Promenade au jardin & parfum de fruits
L’Odorama nous fait ensuite sortir du palais pour se plonger dans les bosquets du parc. Les odeurs de l’époque ont été abondamment décrites, en particulier dans les commentaires sur la fameuse fête des ‘’Plaisirs de l’Ile Enchantée’’, donnée en l’honneur de Mademoiselle de la Vallière. Les parfum du buis et du jasmin étaient associés pour lutter contre la puanteur régnant dans les bosquets, utilisés comme lieux d’aisance par les visiteurs. « Le jasmin justement, fleur noble par excellence, importée en France à partir du XVIème siècle, constitue une matière première de choix pour le parfumeur. En hommage à ces jardins de Louis XIV, symboles de pouvoir et de plaisir, la bougie Jardins et Bosquets propose un subtil équilibre entre jasmin, buis, violette et œillet blanc » indique Elisabeth de Feydeau. Poursuivant la promenade, la conférence nous entraîne au Potager du Roi, où l’on pouvait déguster des fraises et des figues toute l’année. Louis XIV se réservait la ‘’primeur’’ de certains légumes de printemps (petits pois, haricots verts et asperges notamment), d’où le terme aujourd’hui consacré pour désigner ces variétés. Véritable laboratoire botanique, ce lieu extraordinaire créé par La Quintinie produit encore de nos jours des fruits, des légumes et des herbes aromatiques. A visiter si vous passez par Versailles ! La bougie Potager Royal évoque d’ailleurs ce lieu enchanteur grâce à ses arômes printaniers, mêlés au parfum ensoleillé de la figue et à des notes herbacées.

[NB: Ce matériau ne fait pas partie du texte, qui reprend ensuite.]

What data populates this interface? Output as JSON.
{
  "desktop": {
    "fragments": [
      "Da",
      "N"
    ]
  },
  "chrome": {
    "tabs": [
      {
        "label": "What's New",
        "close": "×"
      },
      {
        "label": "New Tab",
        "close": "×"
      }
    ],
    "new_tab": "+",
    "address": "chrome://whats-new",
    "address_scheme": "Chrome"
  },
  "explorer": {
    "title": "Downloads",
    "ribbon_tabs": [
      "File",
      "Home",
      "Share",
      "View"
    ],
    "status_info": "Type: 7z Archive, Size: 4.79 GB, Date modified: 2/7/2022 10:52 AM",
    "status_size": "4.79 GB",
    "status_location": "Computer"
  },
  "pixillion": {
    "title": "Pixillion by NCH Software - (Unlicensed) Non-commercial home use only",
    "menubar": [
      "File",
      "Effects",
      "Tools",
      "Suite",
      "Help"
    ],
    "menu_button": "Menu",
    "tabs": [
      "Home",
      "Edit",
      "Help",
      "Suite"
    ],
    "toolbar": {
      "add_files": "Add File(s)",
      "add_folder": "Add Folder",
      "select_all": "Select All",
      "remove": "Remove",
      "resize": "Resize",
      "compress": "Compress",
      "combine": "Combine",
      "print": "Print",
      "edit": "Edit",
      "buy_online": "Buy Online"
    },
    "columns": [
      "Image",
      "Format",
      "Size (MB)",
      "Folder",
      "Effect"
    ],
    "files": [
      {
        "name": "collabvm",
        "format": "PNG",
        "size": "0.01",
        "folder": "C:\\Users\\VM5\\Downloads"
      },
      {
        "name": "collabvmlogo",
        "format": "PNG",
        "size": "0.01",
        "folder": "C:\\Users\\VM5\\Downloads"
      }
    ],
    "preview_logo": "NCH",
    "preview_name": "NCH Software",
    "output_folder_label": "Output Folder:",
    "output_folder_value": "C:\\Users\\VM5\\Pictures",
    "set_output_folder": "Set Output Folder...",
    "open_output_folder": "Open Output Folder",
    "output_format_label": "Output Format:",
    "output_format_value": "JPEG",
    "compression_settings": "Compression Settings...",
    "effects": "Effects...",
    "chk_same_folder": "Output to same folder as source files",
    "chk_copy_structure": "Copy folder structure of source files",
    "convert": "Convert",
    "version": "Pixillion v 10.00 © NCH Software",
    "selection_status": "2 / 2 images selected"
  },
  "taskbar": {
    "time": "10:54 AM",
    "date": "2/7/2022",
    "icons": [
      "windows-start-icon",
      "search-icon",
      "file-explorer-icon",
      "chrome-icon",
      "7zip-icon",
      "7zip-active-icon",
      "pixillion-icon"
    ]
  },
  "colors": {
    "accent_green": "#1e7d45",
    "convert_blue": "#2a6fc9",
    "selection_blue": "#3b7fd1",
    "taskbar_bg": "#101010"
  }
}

Luxe intime & chocolat coquin
Changement d’époque, changement de décor. En réaction au règne précédent, Louis XV protège sa vie privée. « Derrière les appartements publics, il fait aménager des pièces chaleureuses où se développent plus facilement les odeurs : celle de l’encaustique, que l’on passe sur les parquets chaque lundi à Versailles depuis plus de trois siècles, mais aussi celle du feu de bois et de la suie refoulée par les cheminées. Ce fut mon premier contact olfactif avec le château, un jour où les parquets avaient été cirés, et c’est à cela que j’ai pensé en créant ma toute première bougie, Lux, qui évoque l’intérieur élégant d’un hôtel particulier du XVIIIème siècle, avec des odeurs de cire d’abeille et de bois » relate l’historienne. Jaloux de son intimité, Louis XV était aussi un roi amoureux. Madame de Pompadour lui faisait préparer une recette mythique, le Délice des Libertins, une boisson au chocolat très dense enrichie de vanille, de musc et d’ambre gris, que les contemporains tenaient pour aphrodisiaque. Au XVIIIème siècle, la vanille était d’ailleurs réputée pour ses vertus stimulantes et son commerce strictement réglementé. Recréé en collaboration avec le chef Gérard Vié en 2005 à l’occasion du lancement d’un parfum Jean-Paul Gaultier, ce breuvage a inspiré à Elisabeth de Feydeau la bougie Délice des Libertins.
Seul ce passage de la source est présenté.